When I returned, I had my new eyes. My praise was to be a salute to contributions Rhode Island has made to the evolution of religious, political and economic development of the United States over the nearly 375 years since its settlement. These are just a few of the positives in the legacy Rhode Islanders have inherited -

* Roger Williams and Religious freedom through separation of church and state, 1636

* Leadership in establishing political independence from Great Britain prior to any of the other colonies in 1776

* General Nathanial Green led George Washington’s southern army, in the freeing of the southern colonies during the revolutionary war.

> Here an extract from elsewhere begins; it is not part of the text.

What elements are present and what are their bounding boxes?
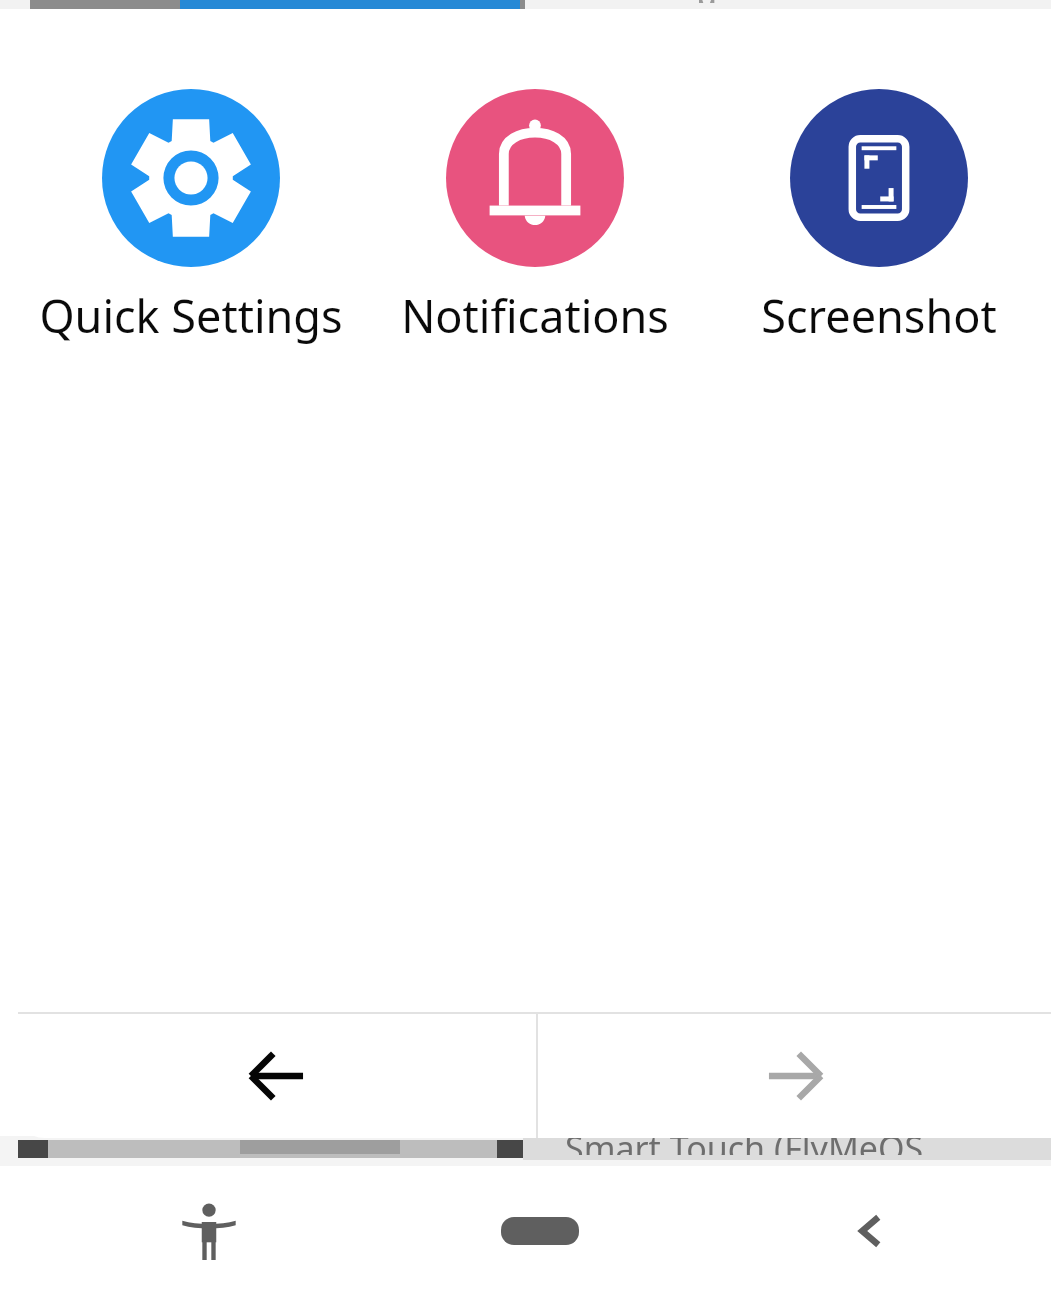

* Samuel Slater introduced the Industrial revolution to North America by building the first cotton mill in Pawtucket in 1793.

* Commodore Matthew Perry, the U.S. Navy Commander of the “Black Fleet,” compelled the Japanese to opening of Japan to the West with the Convention of Kanagawa in 1854.

* Openness to immigrants from southern Europe, northern and Eastern Europe in the 19th and early 20th century and from South and Central America, Southeast Asia in the late 20th century fueled a diverse and rich cultural life.


As small as it is, Rhode Island, its institutions and citizens have made, and continue to make significant contributions to nation and the world.

But Rhode Island is no paradise. The beauty of Narragansett Bay and the Beaches in South County, the quaint New England villages of Wickford and Scituate, the glamour of Newport and its Mansions, the history of Providence and the Blackstone Valley, are not enough to offset a number of negatives that also are part of the Rhode Legacy.

* A strong legislature with weak Executive and Judicial branches of government has from the beginning created a local political climate ripe for corruption and insider dealing.

* A fragmented system of local government created to meet the needs of 19th century mill owners continues to plague the state of 1,000,000 inhabitants with 39 independent cities and towns each with its own local government and expenses.

* A strong set of public employee labor unions that along with the remnants of unions left over from the manufacturing hay days of the mid-20th century, dominate the legislative to promote labor interests over those of the public and business in a 21st century world.

* Provincialism, on the level of the Balkan, among the natives who have near really left the state and where a person will sell their house to be 5 minutes closer to their work, fosters a sense of inferiority and irrational sensitivity to criticism.

These are just some of the negatives that part of the RI Legacy.

These are negatives that must be addressed if Rhode Island is to compete in the 21st century. They must be addressed if those of us who have growing up here, left and returned, and if those who come here from elsewhere and seen and felt the potentials, are to stay and contribute in a meaningful way to “the lively experiment” that is Rhode Island.

So, as I see it, there is the context and the problem. The point of this blog from now on will be to explore my feelings and reactions to this legacy. As an heir to the “lively experiment”, what have I done to promote the good and to change the bad in this legacy?